Out on the horizon was a low flat-topped hill. A crater. There in the gravel was a rover track, nearly filled with frost, as if it had been there a million years. Pattern pulsing in the chaos of light and rock, green lichen pushing into the white. . . .
Everyone was talking at once. The other children were beginning to race around giddily, shrieking with delight as the fog opened up and gave them a glimpse of the dark pink sky Coyote was laughing hard. “They’re like winter calves let out of the barn in spring, look at them tripping, oh you poor dear things, ah ha ha, Roko this no way to make them live,” cackling as he lifted kids off the sand and set them on their feet again.
Nirgal stood, bounced experimentally. He felt he might float away, he was glad the boots were so heavy. There was a long mound, shoulder high, snaking away from the ice cliff. Jackie was walking its crest and he ran to join her, staggering at the incline, at the jumbled rock on the ground. He got onto the ridge and got into his running rhythm, and it felt as if he were flying, as if he could run forever.

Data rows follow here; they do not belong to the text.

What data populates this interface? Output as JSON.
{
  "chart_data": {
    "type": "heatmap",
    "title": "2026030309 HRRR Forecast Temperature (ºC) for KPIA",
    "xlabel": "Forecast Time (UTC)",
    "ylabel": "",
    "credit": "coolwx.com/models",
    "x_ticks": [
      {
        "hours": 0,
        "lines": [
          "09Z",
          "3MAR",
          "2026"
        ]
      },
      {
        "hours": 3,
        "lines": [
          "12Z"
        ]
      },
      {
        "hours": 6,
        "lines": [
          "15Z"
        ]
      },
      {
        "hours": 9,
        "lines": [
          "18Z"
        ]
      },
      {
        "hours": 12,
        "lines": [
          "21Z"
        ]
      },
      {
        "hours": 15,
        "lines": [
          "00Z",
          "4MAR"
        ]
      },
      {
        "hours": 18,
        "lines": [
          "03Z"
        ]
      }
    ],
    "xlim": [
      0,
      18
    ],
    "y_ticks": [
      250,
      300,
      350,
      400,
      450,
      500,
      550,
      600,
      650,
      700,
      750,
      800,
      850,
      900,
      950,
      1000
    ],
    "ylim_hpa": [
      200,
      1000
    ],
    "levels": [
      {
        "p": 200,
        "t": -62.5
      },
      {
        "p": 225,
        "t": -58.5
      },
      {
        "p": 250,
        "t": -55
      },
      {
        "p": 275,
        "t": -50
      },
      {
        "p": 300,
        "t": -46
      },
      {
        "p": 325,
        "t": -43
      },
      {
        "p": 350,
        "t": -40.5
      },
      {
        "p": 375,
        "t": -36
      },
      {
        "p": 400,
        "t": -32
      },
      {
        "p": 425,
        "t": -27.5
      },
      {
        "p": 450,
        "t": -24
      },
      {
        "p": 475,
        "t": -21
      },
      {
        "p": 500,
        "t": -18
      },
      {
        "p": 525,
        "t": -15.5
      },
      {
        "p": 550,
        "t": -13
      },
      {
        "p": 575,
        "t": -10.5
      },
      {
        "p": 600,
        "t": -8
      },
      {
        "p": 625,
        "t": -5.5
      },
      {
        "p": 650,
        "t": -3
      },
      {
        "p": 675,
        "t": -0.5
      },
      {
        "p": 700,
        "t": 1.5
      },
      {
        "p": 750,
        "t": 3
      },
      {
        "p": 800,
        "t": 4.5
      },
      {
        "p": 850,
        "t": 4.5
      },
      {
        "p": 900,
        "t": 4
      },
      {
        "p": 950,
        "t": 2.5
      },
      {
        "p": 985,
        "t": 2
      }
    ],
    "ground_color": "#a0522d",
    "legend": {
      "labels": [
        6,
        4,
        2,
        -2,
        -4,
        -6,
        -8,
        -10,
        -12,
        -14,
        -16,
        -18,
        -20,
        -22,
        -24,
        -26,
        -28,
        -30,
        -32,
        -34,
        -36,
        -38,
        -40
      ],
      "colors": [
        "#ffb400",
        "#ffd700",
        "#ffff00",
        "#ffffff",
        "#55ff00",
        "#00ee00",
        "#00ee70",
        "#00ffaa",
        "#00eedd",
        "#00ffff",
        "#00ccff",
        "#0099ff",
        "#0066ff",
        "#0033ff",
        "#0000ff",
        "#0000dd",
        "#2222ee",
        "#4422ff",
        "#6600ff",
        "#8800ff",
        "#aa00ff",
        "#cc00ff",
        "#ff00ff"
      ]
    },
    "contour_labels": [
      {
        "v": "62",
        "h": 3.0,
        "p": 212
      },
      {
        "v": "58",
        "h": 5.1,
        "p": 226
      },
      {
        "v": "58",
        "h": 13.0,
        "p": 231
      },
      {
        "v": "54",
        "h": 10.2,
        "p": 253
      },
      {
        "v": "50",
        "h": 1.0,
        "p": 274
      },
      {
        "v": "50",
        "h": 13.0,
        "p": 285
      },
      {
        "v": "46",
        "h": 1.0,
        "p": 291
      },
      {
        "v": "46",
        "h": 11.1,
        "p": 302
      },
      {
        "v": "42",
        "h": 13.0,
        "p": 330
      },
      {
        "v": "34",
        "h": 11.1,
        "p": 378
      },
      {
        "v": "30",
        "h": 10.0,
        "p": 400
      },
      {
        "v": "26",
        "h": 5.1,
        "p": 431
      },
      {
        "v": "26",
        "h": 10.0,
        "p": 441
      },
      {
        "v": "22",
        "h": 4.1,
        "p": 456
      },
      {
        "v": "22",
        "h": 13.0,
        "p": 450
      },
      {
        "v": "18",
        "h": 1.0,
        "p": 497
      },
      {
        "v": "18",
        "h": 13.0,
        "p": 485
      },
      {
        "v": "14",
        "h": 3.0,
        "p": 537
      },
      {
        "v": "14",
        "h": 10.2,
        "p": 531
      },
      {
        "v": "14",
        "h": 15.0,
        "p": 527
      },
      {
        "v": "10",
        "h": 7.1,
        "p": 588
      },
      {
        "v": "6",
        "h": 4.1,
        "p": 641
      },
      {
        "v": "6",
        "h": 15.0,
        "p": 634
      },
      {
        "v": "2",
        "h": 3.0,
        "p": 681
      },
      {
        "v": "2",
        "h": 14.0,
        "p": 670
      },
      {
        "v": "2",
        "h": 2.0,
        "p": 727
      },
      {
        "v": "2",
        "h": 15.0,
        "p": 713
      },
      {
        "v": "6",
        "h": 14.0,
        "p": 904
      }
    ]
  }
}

He stood by her side. They looked back at the ice cliff, and shouted with a fearful joy; it rose up forever into the fog. A shaft of morning light poured over them like molten water. They turned away, unable to face it. Blinking away floods of tears, Nirgal saw his shadow cast against the fog scraping over the rocks below them. The shadow was surrounded by a bright circular band of rainbow light. He shouted loudly and Coyote raced up to them, his voice in Nirgal’s ear crying, “What’s wrong! What is it?”